ERIK PRINCE: Well even hearing him describe the level of really forced evacuation they are doing is much better prior planning than what we saw in Louisiana. Everyone was so far behind the power curve then. I, as a company, Blackwater -- we never had any plans to be in the domestic security business. I saw people on the rooftops, we ended up sending a helicopter, which we had just taken delivery of, reset the pilot's time, flew down there, our aircraft became Coast Guard 505, rescued a bunch of people and then customers started calling -- Walmart, BellSouth, insurance companies, major distribution facilities -- because the place was picked clean.

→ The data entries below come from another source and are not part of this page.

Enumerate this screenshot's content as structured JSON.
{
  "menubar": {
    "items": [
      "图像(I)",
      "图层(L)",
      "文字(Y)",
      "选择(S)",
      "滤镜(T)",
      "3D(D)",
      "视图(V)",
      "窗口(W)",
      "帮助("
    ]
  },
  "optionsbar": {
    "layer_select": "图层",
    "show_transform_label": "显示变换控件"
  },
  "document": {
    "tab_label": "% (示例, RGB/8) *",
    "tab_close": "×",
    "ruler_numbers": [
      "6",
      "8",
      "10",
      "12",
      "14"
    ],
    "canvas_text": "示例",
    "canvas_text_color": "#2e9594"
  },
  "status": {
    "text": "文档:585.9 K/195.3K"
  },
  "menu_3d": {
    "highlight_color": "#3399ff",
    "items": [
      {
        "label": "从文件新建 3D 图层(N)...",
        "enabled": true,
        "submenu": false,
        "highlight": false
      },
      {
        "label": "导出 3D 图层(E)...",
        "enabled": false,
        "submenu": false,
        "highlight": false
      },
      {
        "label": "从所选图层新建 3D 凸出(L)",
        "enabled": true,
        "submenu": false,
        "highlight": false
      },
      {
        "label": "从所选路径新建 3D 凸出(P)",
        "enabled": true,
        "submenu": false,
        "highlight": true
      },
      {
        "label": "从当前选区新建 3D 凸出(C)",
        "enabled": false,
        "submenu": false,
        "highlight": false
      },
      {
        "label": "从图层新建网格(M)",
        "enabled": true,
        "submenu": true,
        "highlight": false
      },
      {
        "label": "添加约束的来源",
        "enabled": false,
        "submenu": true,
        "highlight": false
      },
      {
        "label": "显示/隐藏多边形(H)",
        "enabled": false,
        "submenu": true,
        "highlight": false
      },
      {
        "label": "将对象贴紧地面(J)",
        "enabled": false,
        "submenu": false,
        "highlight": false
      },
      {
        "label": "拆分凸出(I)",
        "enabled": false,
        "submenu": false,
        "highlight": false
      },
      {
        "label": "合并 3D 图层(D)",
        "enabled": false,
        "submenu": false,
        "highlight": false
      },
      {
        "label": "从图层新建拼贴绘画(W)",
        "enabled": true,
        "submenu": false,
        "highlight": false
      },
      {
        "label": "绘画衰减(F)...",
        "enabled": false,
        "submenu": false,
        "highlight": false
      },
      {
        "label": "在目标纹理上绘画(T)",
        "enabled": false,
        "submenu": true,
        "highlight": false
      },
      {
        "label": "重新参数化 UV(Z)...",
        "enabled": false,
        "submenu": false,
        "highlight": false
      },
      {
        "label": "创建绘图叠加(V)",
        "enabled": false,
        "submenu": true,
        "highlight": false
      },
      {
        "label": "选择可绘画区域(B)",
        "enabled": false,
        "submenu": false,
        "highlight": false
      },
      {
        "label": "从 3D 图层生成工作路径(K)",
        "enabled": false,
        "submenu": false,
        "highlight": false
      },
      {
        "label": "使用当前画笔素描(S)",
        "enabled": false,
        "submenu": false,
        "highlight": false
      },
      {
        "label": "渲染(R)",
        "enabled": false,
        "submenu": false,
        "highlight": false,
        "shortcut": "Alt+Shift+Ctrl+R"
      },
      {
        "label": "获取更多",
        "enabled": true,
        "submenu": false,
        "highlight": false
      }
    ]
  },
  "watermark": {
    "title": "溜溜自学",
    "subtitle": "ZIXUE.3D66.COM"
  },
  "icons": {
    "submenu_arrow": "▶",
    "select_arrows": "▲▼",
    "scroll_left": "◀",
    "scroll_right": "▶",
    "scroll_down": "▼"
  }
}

Walmart at that point had 12 of its 13 stores picked clean and they needed their warehouse distribution facility protected so they could actually restock and reset. So, and then the Federal Protective Service -- their employee union in the aftermath said the conditions were too rough and too unsafe, that they wouldn't send their people. That's why we got pulled into security. We ended up sending 750 people for almost a year to cover the relocation camps, the cash distribution, the morgue. It was terrible and they were behind the power curve. It seems Florida is much more on the ball.